I must say, I am so glad I had Uni to keep me busy throughout this (not that uni hasn’t been without hiccups!). I think I would have broken down and don’t know when I would have stopped. I have shed a few tears, but I have spent the best part of two years waiting for this to happen. I found Dad unconscious in his unit back in August 2016, and after much too-ing and fro-ing, plus an escape from one nursing home, he went into full-time residential care in December 2016. He became very ill in January 2017, and we nearly lost him then, it was only that Allan and I agreed to a feeding tube and him being physically restrained that saved him. We agreed that we would not go that far again, as he never fully recovered from this episode. He apparently had more strokes during this time, and had no clue who we were for about 2 months. He slowly regained his strength, but he could never stand or walk alone, and was forever having falls. We did have some fun visits with him, taking ‘picnics’ for him to pick at, while he listened to us all have conversations about out lives. Every now and then he would try to contribute, but he was suffering from expressive aphasia, so couldn’t get his words out. Mostly when he did talk, it was telling us his cousins were his brothers and sisters – these are the family secrets we all need to talk about. He would sometimes be able to tell us he went out on the bus for a trip and ice cream at Macca’s, but that was about it. When we heard that familiar rattle in his chest, we alerted the staff who commenced treatment that day. Unfortunately, the pneumonia was to claim him this time, but he put up such a fight, right to the very end.
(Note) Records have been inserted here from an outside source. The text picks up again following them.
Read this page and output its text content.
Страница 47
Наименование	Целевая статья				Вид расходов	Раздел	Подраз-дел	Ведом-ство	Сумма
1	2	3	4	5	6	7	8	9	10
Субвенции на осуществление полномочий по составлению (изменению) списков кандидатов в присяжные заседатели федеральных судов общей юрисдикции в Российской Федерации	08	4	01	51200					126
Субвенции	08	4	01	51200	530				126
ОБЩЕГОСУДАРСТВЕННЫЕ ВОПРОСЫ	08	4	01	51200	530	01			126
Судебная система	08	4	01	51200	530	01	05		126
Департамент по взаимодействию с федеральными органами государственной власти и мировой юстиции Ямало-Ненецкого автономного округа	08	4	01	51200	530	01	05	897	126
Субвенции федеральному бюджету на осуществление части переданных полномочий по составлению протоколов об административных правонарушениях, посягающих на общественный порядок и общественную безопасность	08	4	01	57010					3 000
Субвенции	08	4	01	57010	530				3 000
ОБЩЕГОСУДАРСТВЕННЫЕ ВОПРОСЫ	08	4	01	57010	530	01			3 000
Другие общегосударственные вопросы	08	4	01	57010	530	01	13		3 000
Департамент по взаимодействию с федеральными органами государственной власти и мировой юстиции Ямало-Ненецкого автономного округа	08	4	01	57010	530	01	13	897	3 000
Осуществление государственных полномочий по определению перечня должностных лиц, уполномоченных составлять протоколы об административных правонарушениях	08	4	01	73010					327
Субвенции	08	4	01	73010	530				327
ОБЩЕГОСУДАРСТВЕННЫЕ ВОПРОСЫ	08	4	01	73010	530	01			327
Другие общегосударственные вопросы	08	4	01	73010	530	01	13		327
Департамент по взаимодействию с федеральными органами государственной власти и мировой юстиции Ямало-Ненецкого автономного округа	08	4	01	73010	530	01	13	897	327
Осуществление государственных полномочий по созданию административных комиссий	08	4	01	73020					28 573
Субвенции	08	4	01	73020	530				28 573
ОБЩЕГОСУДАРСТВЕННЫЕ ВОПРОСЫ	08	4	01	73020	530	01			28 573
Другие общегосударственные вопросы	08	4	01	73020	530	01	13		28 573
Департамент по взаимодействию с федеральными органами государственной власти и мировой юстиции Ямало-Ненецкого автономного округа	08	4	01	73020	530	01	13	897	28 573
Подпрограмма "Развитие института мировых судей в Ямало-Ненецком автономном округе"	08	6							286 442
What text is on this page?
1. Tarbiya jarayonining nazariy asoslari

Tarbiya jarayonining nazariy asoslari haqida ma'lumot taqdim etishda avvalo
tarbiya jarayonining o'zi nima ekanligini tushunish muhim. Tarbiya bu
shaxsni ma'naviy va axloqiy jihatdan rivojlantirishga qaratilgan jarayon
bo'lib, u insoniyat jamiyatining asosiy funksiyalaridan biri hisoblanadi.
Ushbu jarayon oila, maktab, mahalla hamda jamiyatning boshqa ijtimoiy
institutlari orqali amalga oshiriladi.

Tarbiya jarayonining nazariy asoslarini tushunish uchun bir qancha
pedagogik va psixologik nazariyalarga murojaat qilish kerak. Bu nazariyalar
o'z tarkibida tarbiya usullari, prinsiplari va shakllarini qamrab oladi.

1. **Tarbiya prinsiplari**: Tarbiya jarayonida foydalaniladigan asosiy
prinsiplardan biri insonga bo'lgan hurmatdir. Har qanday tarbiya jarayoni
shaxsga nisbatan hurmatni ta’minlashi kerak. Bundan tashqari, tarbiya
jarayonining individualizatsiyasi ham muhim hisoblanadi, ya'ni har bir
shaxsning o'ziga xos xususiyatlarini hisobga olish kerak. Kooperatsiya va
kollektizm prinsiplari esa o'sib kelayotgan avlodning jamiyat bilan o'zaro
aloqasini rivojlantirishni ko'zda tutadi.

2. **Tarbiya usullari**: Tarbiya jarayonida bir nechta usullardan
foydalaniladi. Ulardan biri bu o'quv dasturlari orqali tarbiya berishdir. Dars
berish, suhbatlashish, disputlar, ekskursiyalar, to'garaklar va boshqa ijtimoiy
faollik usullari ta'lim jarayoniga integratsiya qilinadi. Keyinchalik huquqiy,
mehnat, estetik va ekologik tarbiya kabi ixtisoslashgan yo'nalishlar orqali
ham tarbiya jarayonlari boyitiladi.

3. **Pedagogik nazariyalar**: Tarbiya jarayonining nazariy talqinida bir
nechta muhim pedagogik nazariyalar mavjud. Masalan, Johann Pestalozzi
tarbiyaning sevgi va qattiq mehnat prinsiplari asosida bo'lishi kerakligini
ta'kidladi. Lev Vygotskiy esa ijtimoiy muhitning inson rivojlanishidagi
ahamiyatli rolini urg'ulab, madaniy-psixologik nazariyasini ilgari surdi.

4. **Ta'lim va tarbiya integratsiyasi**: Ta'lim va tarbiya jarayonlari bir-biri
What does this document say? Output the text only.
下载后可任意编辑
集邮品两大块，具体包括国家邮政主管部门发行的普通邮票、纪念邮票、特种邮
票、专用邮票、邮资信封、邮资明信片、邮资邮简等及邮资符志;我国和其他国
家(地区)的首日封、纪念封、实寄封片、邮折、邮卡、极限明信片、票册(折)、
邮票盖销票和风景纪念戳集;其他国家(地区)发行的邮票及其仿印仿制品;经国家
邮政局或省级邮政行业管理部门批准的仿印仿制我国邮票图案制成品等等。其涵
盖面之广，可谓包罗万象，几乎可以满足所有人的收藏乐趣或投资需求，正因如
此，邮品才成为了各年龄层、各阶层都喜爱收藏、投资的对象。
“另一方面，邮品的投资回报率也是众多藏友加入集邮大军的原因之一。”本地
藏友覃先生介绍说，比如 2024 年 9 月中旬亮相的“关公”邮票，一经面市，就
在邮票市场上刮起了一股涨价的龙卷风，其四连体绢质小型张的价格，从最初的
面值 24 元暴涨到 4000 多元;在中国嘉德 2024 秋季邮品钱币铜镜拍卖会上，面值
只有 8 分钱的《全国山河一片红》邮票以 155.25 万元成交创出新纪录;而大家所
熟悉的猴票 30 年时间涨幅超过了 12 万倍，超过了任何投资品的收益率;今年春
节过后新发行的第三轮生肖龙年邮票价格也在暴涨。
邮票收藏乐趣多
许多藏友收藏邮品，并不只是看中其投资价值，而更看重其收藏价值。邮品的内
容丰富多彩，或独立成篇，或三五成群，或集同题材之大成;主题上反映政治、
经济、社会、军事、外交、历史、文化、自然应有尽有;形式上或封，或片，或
We will miss Dad, he was a big part of our lives. We are going to scatter his cremains at the same place we scattered Mum, Cape Solander at Kurnell. It would be nice to have them available for 4 July, the day we scattered Mum, but we may need to wait until the following weekend for everyone to be available. A toast will be had, and we will again reminisce about the man we all loved.
I’ve got lots to do, just finishing a final essay for Crime and Criminal Justice on the Indigenous peoples relationship with the Criminal Justice System. It’s off being reviewed as we speak, then I’m off to the nursing home with Allan and Julie to say our final thank you’s, pick up anything we need (just a hat that he had, everything else we left for other residents) and then that’s the final part of that process. I’ve got study to do for Understanding Society, pick five questions out of 12 that I really like and write myself some answers. I have until Monday evening to get this done, but I will break this up with my other two subjects, The Individual in Society and Psychology – Human Behaviour.